«С прекращением „Весов“ в 1909 году, – подводил первые итоги Брюсов, – я стал помещать свои произведения преимущественно в „Русской мысли“ и через год, с осени 1910 года, был приглашен редакцией журнала – заведовать литературно-критическим отделом. Эта моя деятельность в редакции „Русской мысли“ длилась более двух лет, до конца 1912 года, причем мною было исполнено для журнала немало чисто редакционных работ. За те же годы мною было издано отдельно (кроме переиздания прежних книг): сборник стихов „Зеркало Теней“, сборник рассказов „Ночи и дни“, роман из римской жизни IV века (в 2 томах) „Алтарь Победы“, сборник статей о русских поэтах „Далекие и близкие“, сборник переводов П. Верлена, перевод драмы О. Уайльда „Герцогиня Падуанская“, несколько маленьких брошюр: „Великий Ритор“ (жизнь и сочинения Авсония), „За моим окном“ (воспоминания) и др. В то же время довольно много статей, переводов было мною помещено в различных журналах, газетах, альманахах, сборниках (в том числе в приложениях к „Ниве“ перевод „Баллады Редингской тюрьмы“ О. Уайльда), в разных коллективных трудах (в „Библиотеке великих писателей“ под ред. С. А. Венгерова, в „Истории русской литературы“ и „Истории западной литературы“ т-ва „Мир“, в „Новом энциклопедическом словаре“ и т. д.) и в виде предисловий к различным книгам». Необыкновенному трудолюбию Брюсова мешали, кажется, только вредные привычки. «Еще с 1908-го года он был морфинистом, – писал Ходасевич. – Старался от этого отделаться, но не мог. Летом 1911 года д-ру Г. А. Койранскому удалось на время отвлечь его от морфия, но в конце концов из этого ничего не вышло. Морфий сделался ему необходим. Помню, в 1917 году во время одного разговора я заметил, что Брюсов постепенно впадает в какое-то оцепенение, почти засыпает. Потом он встал, ненадолго вышел в соседнюю комнату – и вернулся помолодевшим…»

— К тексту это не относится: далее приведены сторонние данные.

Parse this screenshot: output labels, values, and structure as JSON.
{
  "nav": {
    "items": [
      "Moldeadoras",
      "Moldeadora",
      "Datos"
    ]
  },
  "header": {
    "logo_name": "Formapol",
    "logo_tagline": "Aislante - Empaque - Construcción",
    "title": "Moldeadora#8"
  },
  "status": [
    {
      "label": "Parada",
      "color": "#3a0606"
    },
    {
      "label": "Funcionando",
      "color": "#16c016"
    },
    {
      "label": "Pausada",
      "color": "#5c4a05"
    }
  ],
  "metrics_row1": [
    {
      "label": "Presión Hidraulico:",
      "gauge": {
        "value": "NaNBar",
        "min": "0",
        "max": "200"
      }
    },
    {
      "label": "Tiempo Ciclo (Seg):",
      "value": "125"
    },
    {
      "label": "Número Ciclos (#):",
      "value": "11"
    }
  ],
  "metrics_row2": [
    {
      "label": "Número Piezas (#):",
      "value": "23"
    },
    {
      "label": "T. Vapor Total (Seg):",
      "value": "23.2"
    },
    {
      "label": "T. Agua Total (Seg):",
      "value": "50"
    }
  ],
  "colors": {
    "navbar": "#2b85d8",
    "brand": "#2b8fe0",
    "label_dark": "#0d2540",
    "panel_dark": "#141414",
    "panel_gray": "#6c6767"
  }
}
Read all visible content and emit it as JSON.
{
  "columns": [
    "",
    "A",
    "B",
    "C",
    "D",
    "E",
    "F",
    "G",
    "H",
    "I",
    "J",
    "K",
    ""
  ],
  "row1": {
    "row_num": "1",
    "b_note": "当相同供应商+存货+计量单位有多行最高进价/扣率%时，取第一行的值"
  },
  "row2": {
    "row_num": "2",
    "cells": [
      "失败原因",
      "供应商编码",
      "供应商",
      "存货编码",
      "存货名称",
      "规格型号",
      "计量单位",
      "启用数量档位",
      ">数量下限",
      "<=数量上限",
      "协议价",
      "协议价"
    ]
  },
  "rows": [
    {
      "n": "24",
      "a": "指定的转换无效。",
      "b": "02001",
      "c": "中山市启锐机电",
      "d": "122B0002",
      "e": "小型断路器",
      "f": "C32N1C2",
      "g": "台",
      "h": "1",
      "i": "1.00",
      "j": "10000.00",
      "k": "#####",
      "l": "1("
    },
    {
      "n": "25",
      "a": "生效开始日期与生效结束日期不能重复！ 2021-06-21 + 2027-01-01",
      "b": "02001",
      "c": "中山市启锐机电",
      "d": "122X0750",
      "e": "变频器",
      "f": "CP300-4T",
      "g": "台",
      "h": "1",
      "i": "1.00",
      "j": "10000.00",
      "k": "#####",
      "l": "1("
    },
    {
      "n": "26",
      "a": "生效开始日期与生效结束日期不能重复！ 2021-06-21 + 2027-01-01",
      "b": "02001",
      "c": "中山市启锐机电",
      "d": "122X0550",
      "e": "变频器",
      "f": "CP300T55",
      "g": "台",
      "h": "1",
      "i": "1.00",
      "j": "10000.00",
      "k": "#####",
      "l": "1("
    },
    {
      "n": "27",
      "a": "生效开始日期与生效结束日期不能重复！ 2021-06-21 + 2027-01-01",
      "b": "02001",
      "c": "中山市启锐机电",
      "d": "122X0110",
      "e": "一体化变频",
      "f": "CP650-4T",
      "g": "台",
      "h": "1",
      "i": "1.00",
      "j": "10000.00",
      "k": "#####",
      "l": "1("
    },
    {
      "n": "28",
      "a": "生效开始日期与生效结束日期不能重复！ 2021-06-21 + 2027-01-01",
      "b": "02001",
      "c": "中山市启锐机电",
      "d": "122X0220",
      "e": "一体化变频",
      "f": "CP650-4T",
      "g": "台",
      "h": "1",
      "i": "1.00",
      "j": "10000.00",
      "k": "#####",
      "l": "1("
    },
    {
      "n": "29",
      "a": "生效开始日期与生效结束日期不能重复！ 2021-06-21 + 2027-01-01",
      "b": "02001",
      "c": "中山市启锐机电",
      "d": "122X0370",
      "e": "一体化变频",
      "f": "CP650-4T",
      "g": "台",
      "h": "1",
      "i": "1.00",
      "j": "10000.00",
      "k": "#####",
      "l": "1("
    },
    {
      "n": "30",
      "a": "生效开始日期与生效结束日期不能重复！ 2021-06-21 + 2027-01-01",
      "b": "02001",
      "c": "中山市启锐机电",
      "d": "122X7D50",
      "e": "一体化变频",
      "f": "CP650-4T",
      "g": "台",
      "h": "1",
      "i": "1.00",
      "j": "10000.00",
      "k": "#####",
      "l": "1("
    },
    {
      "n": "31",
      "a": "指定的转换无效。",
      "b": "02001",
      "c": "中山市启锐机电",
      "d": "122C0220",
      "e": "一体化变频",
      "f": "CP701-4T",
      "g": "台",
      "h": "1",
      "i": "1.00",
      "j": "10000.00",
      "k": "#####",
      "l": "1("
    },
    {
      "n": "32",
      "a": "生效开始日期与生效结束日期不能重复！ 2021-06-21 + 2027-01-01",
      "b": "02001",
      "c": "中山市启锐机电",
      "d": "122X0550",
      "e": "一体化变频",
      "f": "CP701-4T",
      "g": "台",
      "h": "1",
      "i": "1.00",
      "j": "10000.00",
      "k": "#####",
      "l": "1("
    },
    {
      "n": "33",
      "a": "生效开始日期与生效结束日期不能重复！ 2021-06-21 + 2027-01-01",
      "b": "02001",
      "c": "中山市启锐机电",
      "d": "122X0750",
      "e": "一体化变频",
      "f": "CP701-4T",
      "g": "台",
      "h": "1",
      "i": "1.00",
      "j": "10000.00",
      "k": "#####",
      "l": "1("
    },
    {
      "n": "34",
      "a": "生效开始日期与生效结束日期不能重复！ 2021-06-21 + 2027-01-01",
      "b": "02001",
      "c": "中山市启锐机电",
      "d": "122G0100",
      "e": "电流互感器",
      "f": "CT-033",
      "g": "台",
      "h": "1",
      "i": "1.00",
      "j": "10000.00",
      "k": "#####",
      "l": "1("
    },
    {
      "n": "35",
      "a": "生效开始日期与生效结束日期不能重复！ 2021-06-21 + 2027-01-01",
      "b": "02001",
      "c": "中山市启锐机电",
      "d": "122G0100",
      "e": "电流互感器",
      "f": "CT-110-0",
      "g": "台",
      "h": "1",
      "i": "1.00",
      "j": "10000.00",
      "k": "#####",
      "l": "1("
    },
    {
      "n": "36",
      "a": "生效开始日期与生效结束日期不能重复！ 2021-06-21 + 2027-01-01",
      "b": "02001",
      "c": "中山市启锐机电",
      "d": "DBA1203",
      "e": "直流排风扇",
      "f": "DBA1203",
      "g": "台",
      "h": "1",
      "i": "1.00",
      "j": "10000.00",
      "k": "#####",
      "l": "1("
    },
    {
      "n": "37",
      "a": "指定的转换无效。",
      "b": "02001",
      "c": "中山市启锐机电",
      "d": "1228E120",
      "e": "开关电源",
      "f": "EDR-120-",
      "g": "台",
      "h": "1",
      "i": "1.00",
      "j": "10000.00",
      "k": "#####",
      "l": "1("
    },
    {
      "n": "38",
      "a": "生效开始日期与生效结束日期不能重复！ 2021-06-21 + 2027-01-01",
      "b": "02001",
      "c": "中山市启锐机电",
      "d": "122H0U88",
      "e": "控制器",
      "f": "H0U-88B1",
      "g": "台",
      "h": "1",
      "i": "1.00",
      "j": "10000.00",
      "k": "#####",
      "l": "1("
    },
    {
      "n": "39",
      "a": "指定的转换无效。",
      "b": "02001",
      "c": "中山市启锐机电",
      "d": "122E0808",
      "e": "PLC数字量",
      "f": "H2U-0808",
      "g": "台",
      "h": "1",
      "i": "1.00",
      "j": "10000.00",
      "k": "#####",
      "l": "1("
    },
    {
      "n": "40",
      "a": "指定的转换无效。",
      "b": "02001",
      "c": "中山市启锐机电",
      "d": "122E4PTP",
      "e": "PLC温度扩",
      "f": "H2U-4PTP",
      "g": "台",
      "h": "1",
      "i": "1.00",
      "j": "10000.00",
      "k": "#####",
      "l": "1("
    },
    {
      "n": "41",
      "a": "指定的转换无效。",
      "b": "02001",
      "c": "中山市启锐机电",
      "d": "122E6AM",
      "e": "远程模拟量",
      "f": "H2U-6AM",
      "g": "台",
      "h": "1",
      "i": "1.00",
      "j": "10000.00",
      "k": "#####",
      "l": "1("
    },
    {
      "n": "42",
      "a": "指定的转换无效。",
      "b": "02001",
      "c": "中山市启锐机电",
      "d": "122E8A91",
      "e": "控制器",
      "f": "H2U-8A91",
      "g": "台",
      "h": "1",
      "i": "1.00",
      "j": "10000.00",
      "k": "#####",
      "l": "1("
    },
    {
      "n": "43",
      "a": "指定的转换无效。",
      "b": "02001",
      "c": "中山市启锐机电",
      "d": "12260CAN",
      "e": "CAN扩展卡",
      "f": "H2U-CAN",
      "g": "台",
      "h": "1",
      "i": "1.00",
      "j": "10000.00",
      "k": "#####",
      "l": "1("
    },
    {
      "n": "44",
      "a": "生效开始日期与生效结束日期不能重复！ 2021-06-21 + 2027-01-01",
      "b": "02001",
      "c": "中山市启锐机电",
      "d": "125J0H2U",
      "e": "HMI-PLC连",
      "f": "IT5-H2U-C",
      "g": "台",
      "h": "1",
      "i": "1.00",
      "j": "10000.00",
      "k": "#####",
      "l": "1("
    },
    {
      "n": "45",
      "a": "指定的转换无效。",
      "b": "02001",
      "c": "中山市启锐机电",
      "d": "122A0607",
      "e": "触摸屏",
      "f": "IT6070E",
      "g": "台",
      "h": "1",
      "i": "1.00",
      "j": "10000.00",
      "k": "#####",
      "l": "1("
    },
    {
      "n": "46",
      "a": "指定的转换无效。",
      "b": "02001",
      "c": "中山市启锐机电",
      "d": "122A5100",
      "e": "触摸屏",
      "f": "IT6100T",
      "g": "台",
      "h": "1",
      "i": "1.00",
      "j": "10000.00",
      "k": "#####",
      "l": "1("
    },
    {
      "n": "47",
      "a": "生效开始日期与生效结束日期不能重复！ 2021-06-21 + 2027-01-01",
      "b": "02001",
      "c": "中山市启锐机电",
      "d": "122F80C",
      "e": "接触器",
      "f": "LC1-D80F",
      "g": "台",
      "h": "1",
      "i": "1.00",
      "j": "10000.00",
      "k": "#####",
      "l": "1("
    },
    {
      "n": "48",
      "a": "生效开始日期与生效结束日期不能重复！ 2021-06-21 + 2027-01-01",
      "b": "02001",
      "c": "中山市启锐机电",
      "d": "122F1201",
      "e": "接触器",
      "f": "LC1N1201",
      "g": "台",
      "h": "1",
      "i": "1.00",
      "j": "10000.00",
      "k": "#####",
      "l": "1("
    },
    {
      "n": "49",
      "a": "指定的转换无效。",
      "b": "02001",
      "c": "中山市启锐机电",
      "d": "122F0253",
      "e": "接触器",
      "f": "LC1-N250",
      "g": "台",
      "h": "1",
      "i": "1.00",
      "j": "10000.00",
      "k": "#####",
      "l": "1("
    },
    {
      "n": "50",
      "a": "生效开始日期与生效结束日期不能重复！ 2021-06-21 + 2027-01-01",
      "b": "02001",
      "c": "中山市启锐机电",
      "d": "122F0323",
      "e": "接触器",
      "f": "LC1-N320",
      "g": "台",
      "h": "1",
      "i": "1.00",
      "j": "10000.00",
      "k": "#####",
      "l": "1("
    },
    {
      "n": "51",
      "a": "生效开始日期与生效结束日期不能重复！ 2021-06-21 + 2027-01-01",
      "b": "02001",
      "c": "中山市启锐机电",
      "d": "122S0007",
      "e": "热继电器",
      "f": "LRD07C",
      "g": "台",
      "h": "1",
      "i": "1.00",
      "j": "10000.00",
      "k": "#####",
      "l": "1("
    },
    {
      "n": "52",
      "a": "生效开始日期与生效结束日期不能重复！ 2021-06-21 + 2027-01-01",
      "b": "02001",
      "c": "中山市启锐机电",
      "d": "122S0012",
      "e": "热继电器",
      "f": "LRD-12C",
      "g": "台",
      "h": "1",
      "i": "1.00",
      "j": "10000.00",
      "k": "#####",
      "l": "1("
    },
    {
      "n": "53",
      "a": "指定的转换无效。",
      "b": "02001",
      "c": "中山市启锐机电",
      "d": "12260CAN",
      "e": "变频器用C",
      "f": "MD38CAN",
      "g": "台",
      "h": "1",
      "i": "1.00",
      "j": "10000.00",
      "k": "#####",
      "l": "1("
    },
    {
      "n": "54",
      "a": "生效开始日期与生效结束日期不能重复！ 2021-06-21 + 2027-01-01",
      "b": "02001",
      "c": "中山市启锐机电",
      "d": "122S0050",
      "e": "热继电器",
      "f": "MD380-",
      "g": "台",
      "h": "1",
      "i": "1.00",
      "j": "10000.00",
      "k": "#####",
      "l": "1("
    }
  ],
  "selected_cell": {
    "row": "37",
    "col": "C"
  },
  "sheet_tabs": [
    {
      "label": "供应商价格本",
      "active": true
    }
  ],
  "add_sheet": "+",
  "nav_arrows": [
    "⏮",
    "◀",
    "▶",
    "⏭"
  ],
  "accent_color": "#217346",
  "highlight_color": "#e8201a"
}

«Он (Брюсов) не любил людей, – вспоминал Ходасевич, – потому что прежде всего не уважал их. Это, во всяком случае, было так в его зрелые годы. В юности, кажется, он любил Коневского. Неплохо относился к З. Н. Гиппиус. Больше назвать некого. Его неоднократно подчеркнутая любовь к Бальмонту вряд ли может быть названа любовью. В лучшем случае это было удивление Сальери перед Моцартом. Он любил называть Бальмонта братом. М. Волошин однажды сказал, что традиция этих братских чувств восходит к глубокой древности: к самому Каину…» И дальше: «В стихии расчета он (Брюсов) умел быть вдохновенным. Процесс вычисления доставлял ему удовольствие. В шестнадцатом году он мне признался, что „ради развлечения“ решает алгебраические и тригонометрические задачи по старому гимназическому учебнику. Он любил таблицу логарифмов. Он произнес целое «похвальное слово» той главе в учебнике алгебры, где говорится о перестановках и сочетаниях. В поэзии он любил те же «перестановки и сочетания». С замечательным упорством и трудолюбием он работал годами над книгой, которая не была – да и вряд ли могла быть закончена: он хотел дать ряд стихотворных поделок, стилизаций, содержащих образчики «поэзии всех времен и народов»! В книге должно было быть несколько тысяч стихотворений. Он хотел несколько тысяч раз задушить себя на алтаре возлюбленной Литературы – во имя «исчерпания всех возможностей», из благоговения перед перестановками и сочетаниями. Написав для книги «Все напевы» (построенной по тому же плану) цикл стихотворений о разных способах самоубийства, он старательно расспрашивал знакомых, не известны ли им еще какие-нибудь способы, «упущенные» в его каталоге…» И еще: «Он (Брюсов) страстною, неестественною любовью любил заседать, в особенности – председательствовать. Заседая – священнодействовал. Резолюция, поправка, голосование, устав, пункт, параграф – эти слова нежили его слух. Открывать заседание, закрывать заседание, предоставлять слово „дискреционною властью председателя“, звонить в колокольчик, интимно склоняться к секретарю, прося „занести в протокол“ – все это было для него наслаждение, „театр для себя“, предвкушение грядущих двух строк в истории литературы…»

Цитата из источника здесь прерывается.